Abécédaire
Sonia Velazquez
06/02/2016
Rien de plus banal, et pourtant paradoxal, qu’un parc industriel : le rêve bucolique d’un espace éloigné des affaires et des préoccupations politiques ici absurdement marié au rêve moderne d’une économie de la production à grande échelle. Que penserait-il, Tityre, flûtiste amoureux plutôt négligent (lentus), de cette nouvelle industrie ?
Pour les bergers littéraires d’antan, voués à l’idéal de l’otium, l’industrie est avant tout savoir-faire : la création des outils simples bien que beaux et délicats — des flûtes, des coupes de hêtre sculptées à la main et des paniers — mais aussi des chansons qui feront écho dans les bois et des poèmes taillés sur l’écorce des arbres. Ces objets se livrent à une économie de don et de reconnaissance mutuelle. Même l’occupation principale des bergers, la plainte amoureuse, participe à l’industrie, cette fois au sens de la résolution ; c’est-à-dire, l’industrie comme volonté d’action, dessein d’intrigues avec un but précis. L’industrie des amants se voit dans l’imagination parfois baroque, nécessaire pour créer des occasions d’être ensemble ou pour produire de la jalousie dans le cœur de la bien-aimée.

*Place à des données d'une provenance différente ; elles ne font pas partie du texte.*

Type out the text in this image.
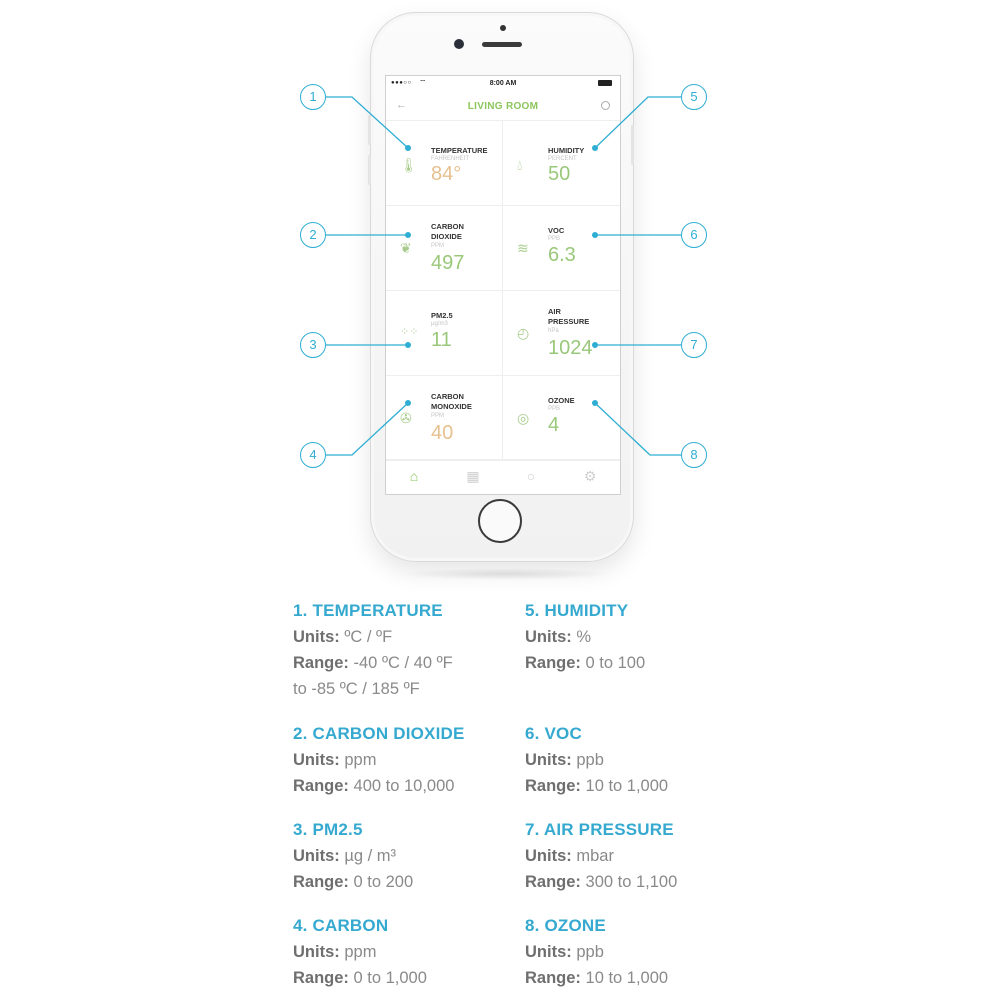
●●●○○ ⌔	8:00 AM
←	LIVING ROOM
🌡︎
TEMPERATURE
FAHRENHEIT
84°	💧︎
HUMIDITY
PERCENT
50
❦
CARBON DIOXIDE
PPM
497
≋
VOC
PPB
6.3
⁘⁘
PM2.5
µg/m3
11	◴
AIR PRESSURE
hPa
1024
✇
CARBON MONOXIDE
PPM
40
◎
OZONE
PPB
4
⌂	▦	○	⚙
1
2
3
4
5
6
7
8
1. TEMPERATURE
Units: ºC / ºF
Range: -40 ºC / 40 ºF
to -85 ºC / 185 ºF
5. HUMIDITY
Units: %
Range: 0 to 100
2. CARBON DIOXIDE
Units: ppm
Range: 400 to 10,000
6. VOC
Units: ppb
Range: 10 to 1,000
3. PM2.5
Units: µg / m³
Range: 0 to 200
7. AIR PRESSURE
Units: mbar
Range: 300 to 1,100
4. CARBON
Units: ppm
Range: 0 to 1,000
8. OZONE
Units: ppb
Range: 10 to 1,000
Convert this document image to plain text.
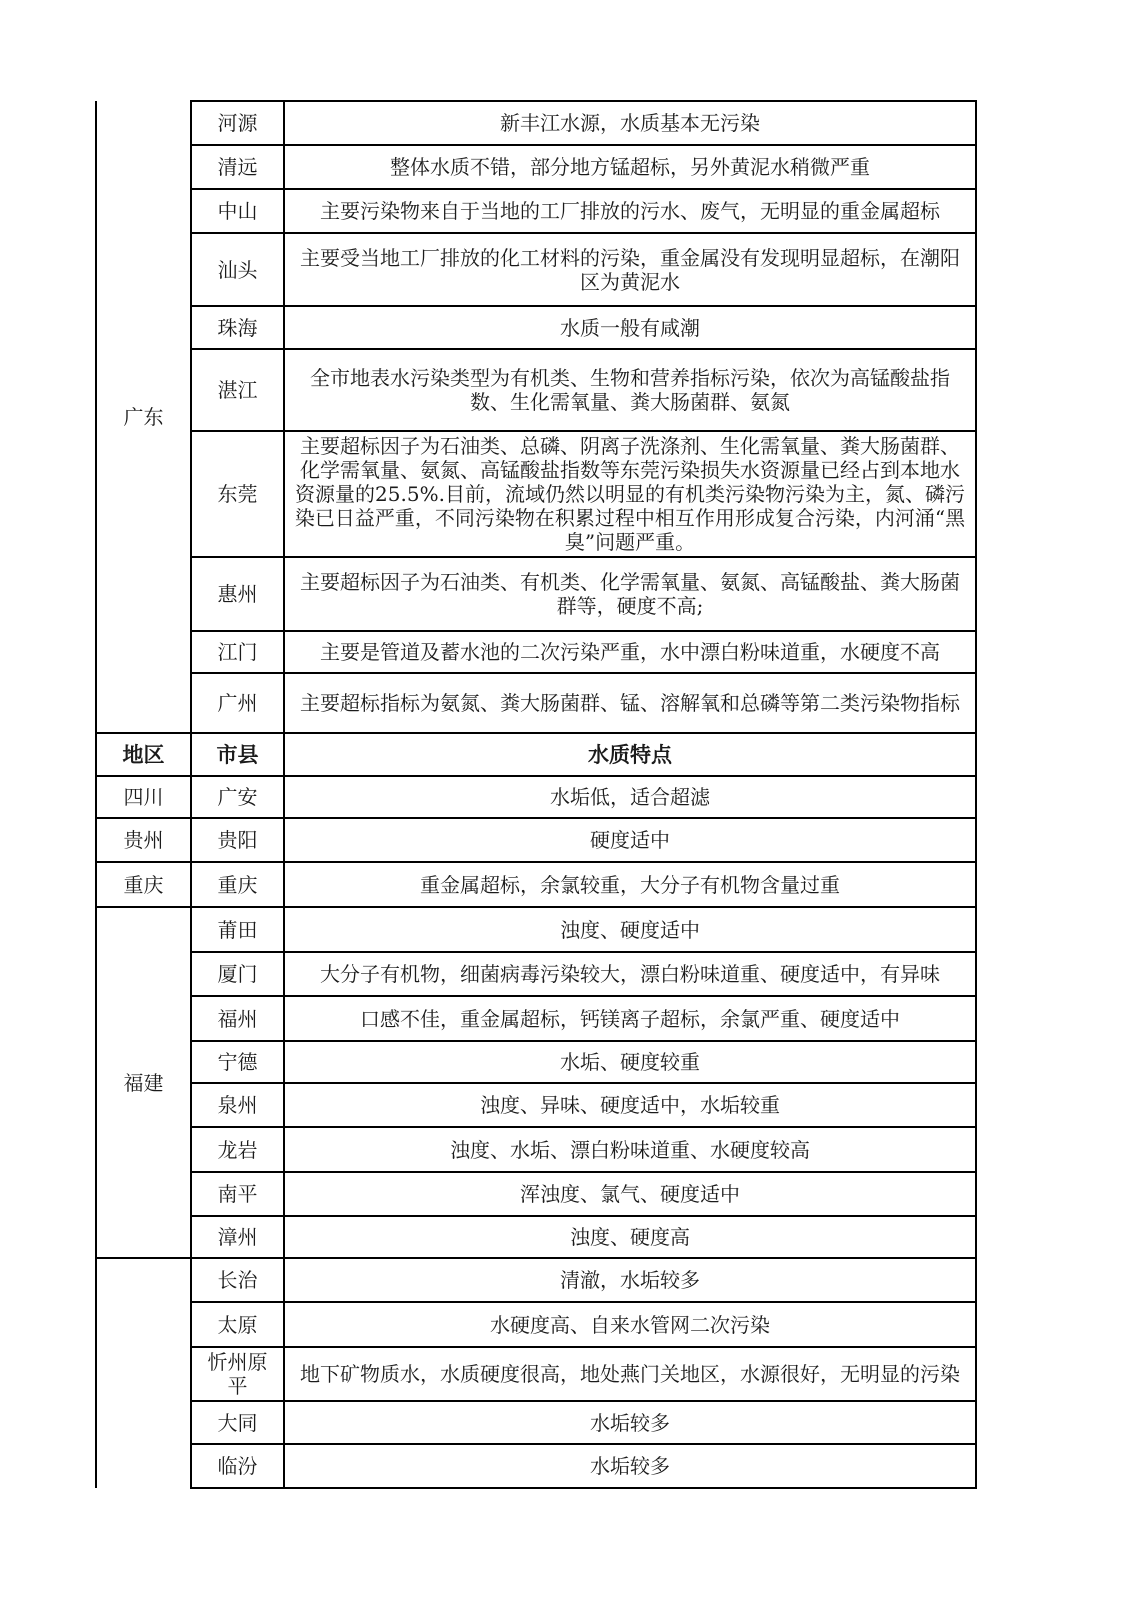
广东	河源	新丰江水源，水质基本无污染
	清远	整体水质不错，部分地方锰超标，另外黄泥水稍微严重
	中山	主要污染物来自于当地的工厂排放的污水、废气，无明显的重金属超标
	汕头	主要受当地工厂排放的化工材料的污染，重金属没有发现明显超标，在潮阳区为黄泥水
	珠海	水质一般有咸潮
	湛江	全市地表水污染类型为有机类、生物和营养指标污染，依次为高锰酸盐指数、生化需氧量、粪大肠菌群、氨氮
	东莞	主要超标因子为石油类、总磷、阴离子洗涤剂、生化需氧量、粪大肠菌群、化学需氧量、氨氮、高锰酸盐指数等东莞污染损失水资源量已经占到本地水资源量的25.5%.目前，流域仍然以明显的有机类污染物污染为主，氮、磷污染已日益严重，不同污染物在积累过程中相互作用形成复合污染，内河涌“黑臭”问题严重。
	惠州	主要超标因子为石油类、有机类、化学需氧量、氨氮、高锰酸盐、粪大肠菌群等，硬度不高;
	江门	主要是管道及蓄水池的二次污染严重，水中漂白粉味道重，水硬度不高
	广州	主要超标指标为氨氮、粪大肠菌群、锰、溶解氧和总磷等第二类污染物指标
地区	市县	水质特点
四川	广安	水垢低，适合超滤
贵州	贵阳	硬度适中
重庆	重庆	重金属超标，余氯较重，大分子有机物含量过重
福建	莆田	浊度、硬度适中
	厦门	大分子有机物，细菌病毒污染较大，漂白粉味道重、硬度适中，有异味
	福州	口感不佳，重金属超标，钙镁离子超标，余氯严重、硬度适中
	宁德	水垢、硬度较重
	泉州	浊度、异味、硬度适中，水垢较重
	龙岩	浊度、水垢、漂白粉味道重、水硬度较高
	南平	浑浊度、氯气、硬度适中
	漳州	浊度、硬度高
	长治	清澈，水垢较多
	太原	水硬度高、自来水管网二次污染
	忻州原平	地下矿物质水，水质硬度很高，地处燕门关地区，水源很好，无明显的污染
	大同	水垢较多
	临汾	水垢较多
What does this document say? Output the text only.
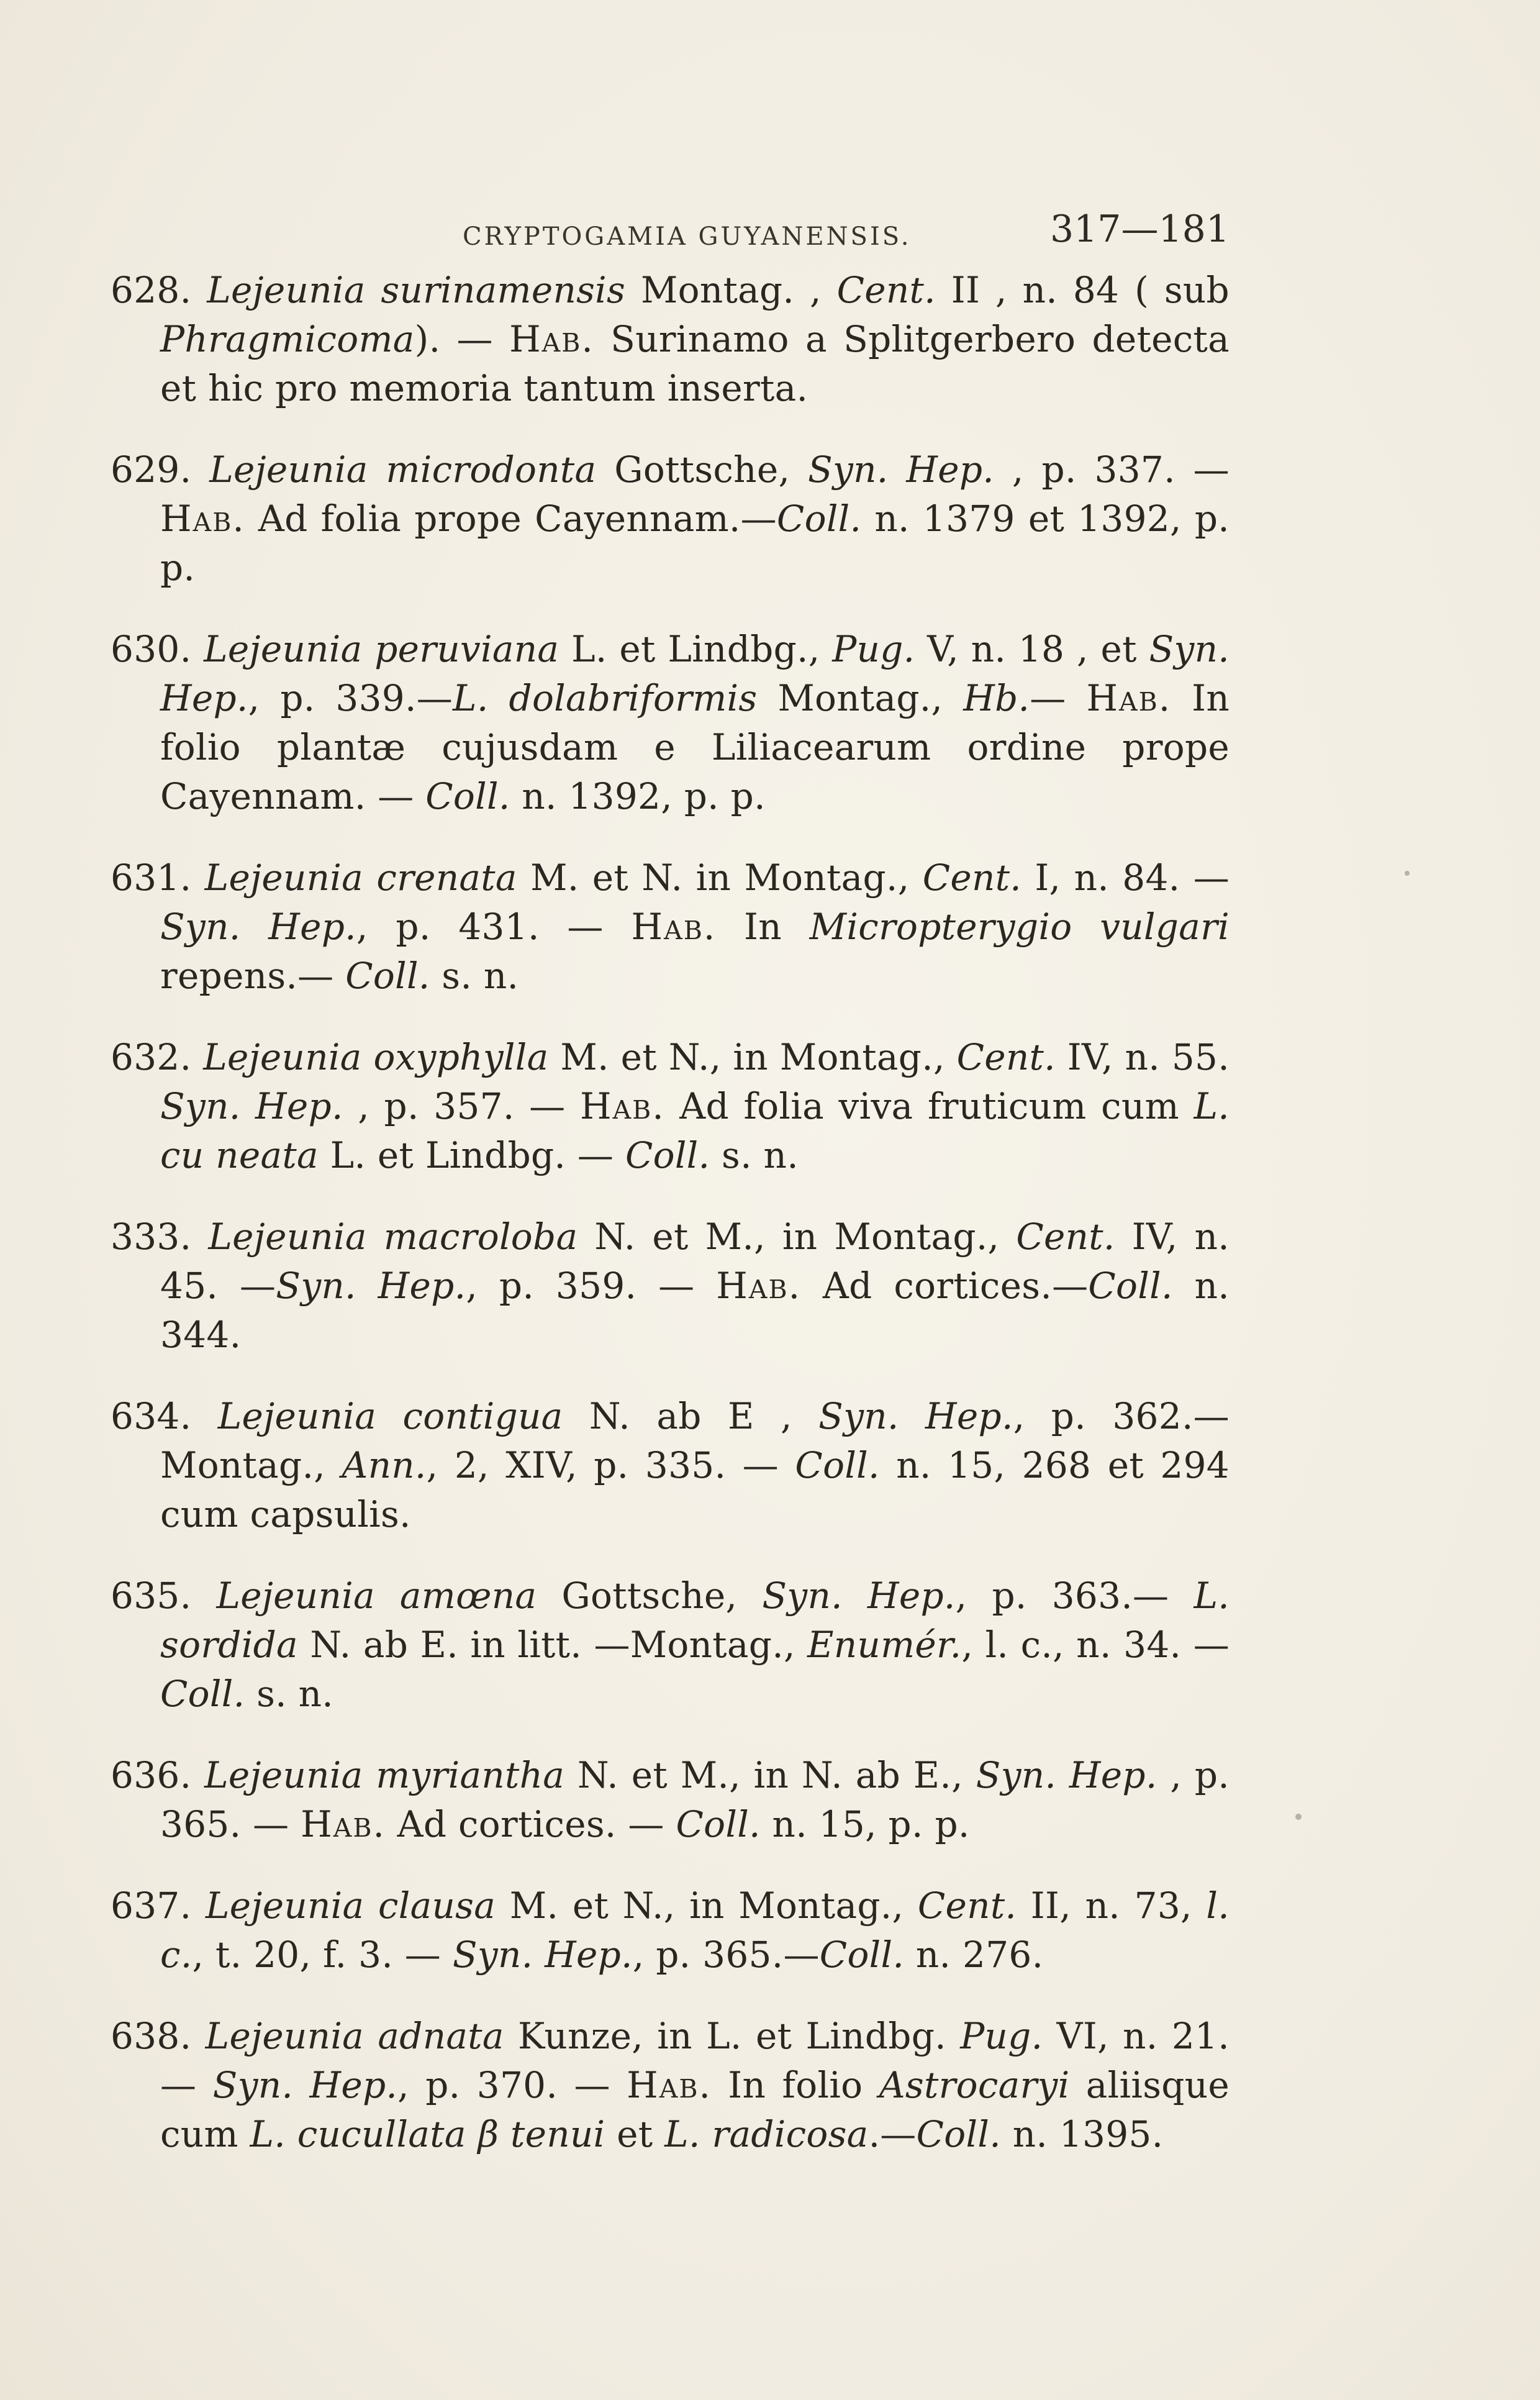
CRYPTOGAMIA GUYANENSIS.	317—181

628. Lejeunia surinamensis Montag. , Cent. II , n. 84 ( sub Phragmicoma). — Hab. Surinamo a Splitgerbero detecta et hic pro memoria tantum inserta.

629. Lejeunia microdonta Gottsche, Syn. Hep. , p. 337. — Hab. Ad folia prope Cayennam.—Coll. n. 1379 et 1392, p. p.

630. Lejeunia peruviana L. et Lindbg., Pug. V, n. 18 , et Syn. Hep., p. 339.—L. dolabriformis Montag., Hb.— Hab. In folio plantæ cujusdam e Liliacearum ordine prope Cayennam. — Coll. n. 1392, p. p.

631. Lejeunia crenata M. et N. in Montag., Cent. I, n. 84. — Syn. Hep., p. 431. — Hab. In Micropterygio vulgari repens.— Coll. s. n.

632. Lejeunia oxyphylla M. et N., in Montag., Cent. IV, n. 55. Syn. Hep. , p. 357. — Hab. Ad folia viva fruticum cum L. cu neata L. et Lindbg. — Coll. s. n.

333. Lejeunia macroloba N. et M., in Montag., Cent. IV, n. 45. —Syn. Hep., p. 359. — Hab. Ad cortices.—Coll. n. 344.

634. Lejeunia contigua N. ab E , Syn. Hep., p. 362.—Montag., Ann., 2, XIV, p. 335. — Coll. n. 15, 268 et 294 cum capsulis.

635. Lejeunia amœna Gottsche, Syn. Hep., p. 363.— L. sordida N. ab E. in litt. —Montag., Enumér., l. c., n. 34. — Coll. s. n.

636. Lejeunia myriantha N. et M., in N. ab E., Syn. Hep. , p. 365. — Hab. Ad cortices. — Coll. n. 15, p. p.

637. Lejeunia clausa M. et N., in Montag., Cent. II, n. 73, l. c., t. 20, f. 3. — Syn. Hep., p. 365.—Coll. n. 276.

638. Lejeunia adnata Kunze, in L. et Lindbg. Pug. VI, n. 21.— Syn. Hep., p. 370. — Hab. In folio Astrocaryi aliisque cum L. cucullata β tenui et L. radicosa.—Coll. n. 1395.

Ni la main ni la volonté ne jouent aucun rôle dans l’industrie qui réside dans des parcs en béton. Anonymes, les hommes demeurant dans ces parcs ne sont plus des créateurs quoiqu’ils produisent. Industrieux, nous sommes devenus diligents sans avoir gardé un dessein ou une finalité propre. Nos parcs industriels ne sont finalement ni « parc » ni « industriel ».